Energy production (coal, oil and natural gas) and its transportation has largely shaped the modern age, but we can now foresee that rising sea levels will eliminate the coastal infrastructures that support the global transshipment of these fossil fuels. In their place, bio-fuels, wind, sun and hydro can all be harvested locally within urban archipelagos derived from existing conurbations, bio-regions and transit corridors. There might be then, a future where wildlands can predominate on continental land masses and where the oceans become entirely self-willed - free from maritime traffic (each archipelago being largely self sufficient in material goods, energy and sustenance), un-fished (except by micro-populations of indigenous peoples), subject only to their lunar cycle while absorbing freshets of ice-melt and re-establishing their great littoral domains of salt marsh, wetlands and estuarial ecotones in the abandoned zones of old coastal development. We can thus use the imminent arrival of climate disruption as a spur toward the final achievement of an already clearly emerging clean energy future.

Similarly, we can, as individuals, begin (or continue) to rigorously privilege the produce of our local food sheds, purchase locally fabricated consumer products, spurn meaningless touristic air travel, and practice other small acts of global disconnection. As Daniel Drezner notes in his review of Connectography (NYT, 05-01-2016), "global flows (trade) as a percentage of output have fallen from 53% in 2007 to 39% in 2014 because of the cost of managing complex, lengthy supply chains". In other words, more stuff is staying where it is produced - either close to or within the bio-region of its origin. The future, if it is going to be a green one, is about global disconnection. As Khanna acknowledges, "devolution-aggregation is how the world comes together by falling apart".

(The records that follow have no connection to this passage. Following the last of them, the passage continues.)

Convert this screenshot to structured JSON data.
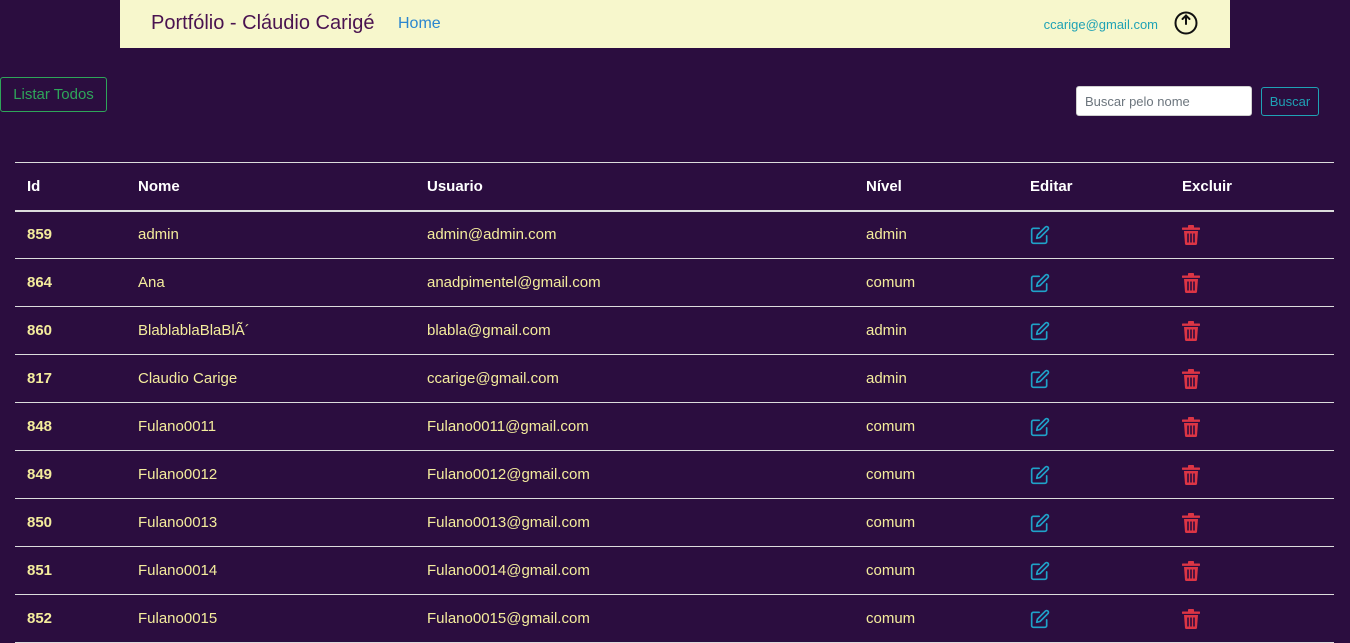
{
  "navbar": {
    "brand": "Portfólio - Cláudio Carigé",
    "home_label": "Home",
    "user_email": "ccarige@gmail.com",
    "logout_icon": "power-icon"
  },
  "toolbar": {
    "list_all_label": "Listar Todos",
    "search_placeholder": "Buscar pelo nome",
    "search_value": "",
    "search_button_label": "Buscar"
  },
  "table": {
    "headers": {
      "id": "Id",
      "nome": "Nome",
      "usuario": "Usuario",
      "nivel": "Nível",
      "editar": "Editar",
      "excluir": "Excluir"
    },
    "edit_icon": "edit-icon",
    "delete_icon": "trash-icon",
    "rows": [
      {
        "id": "859",
        "nome": "admin",
        "usuario": "admin@admin.com",
        "nivel": "admin"
      },
      {
        "id": "864",
        "nome": "Ana",
        "usuario": "anadpimentel@gmail.com",
        "nivel": "comum"
      },
      {
        "id": "860",
        "nome": "BlablablaBlaBlÃ´",
        "usuario": "blabla@gmail.com",
        "nivel": "admin"
      },
      {
        "id": "817",
        "nome": "Claudio Carige",
        "usuario": "ccarige@gmail.com",
        "nivel": "admin"
      },
      {
        "id": "848",
        "nome": "Fulano0011",
        "usuario": "Fulano0011@gmail.com",
        "nivel": "comum"
      },
      {
        "id": "849",
        "nome": "Fulano0012",
        "usuario": "Fulano0012@gmail.com",
        "nivel": "comum"
      },
      {
        "id": "850",
        "nome": "Fulano0013",
        "usuario": "Fulano0013@gmail.com",
        "nivel": "comum"
      },
      {
        "id": "851",
        "nome": "Fulano0014",
        "usuario": "Fulano0014@gmail.com",
        "nivel": "comum"
      },
      {
        "id": "852",
        "nome": "Fulano0015",
        "usuario": "Fulano0015@gmail.com",
        "nivel": "comum"
      }
    ]
  },
  "colors": {
    "background": "#2b0d3f",
    "navbar": "#f7f7cc",
    "cell_text": "#f4ec9c",
    "edit_icon": "#1fa2c9",
    "delete_icon": "#dc3545",
    "success": "#2fa55a",
    "info": "#1fa2b5"
  }
}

Calls for preserving our remaining wildlands are meaningless unless they are accompanied by an encompassing vision of how this might be achieved. Calls for a transition to clean energy are relevant not because such a move will prevent climate disruption (that horse has already left the stable) but because the transshipment of fossil fuels (which have been at the heart of global connectedness at least since the era of coaling stations fueled the British navy in its mission to protect the fragile links of Empire) remains the heart-blood of global flows - and because clean fuels are locally available across the planet and thus facilitate disconnectedness.

Calls for increased engagement with the natural world in the hope of inculcating a concern for its preservation are similarly distorted: they encourage its further exploitation as a recreational resource, increase the building of access routes into wilderness areas and inflame a fascination for it which may result in residential development at the Wildland Urban Interface (guilty as charged!).

Alert readers may note that the call for wildland engagement and the embrace of clean fuel as a supposed antidote to climate disruption represent the twin planks of the venerable Sierra Club's current platform. I attended their Trail Blazers annual dinner in San Francisco as the guest of a board member (and former chair) on Thursday. As they seek continued relevance in the increasingly crowded space of non-profit environmental organizations (Nature Conservancy, Friends of the Earth et al) they might well embrace instead, a call for urban densification and wilderness sanctification - the twin practice prongs of a theory of particle agglomeration that could facilitate the realization of Nash's 'Island Civilization' and the very necessary devolution of the ultimately ungovernable (because of inherent bio-regional conflicts) United States of America.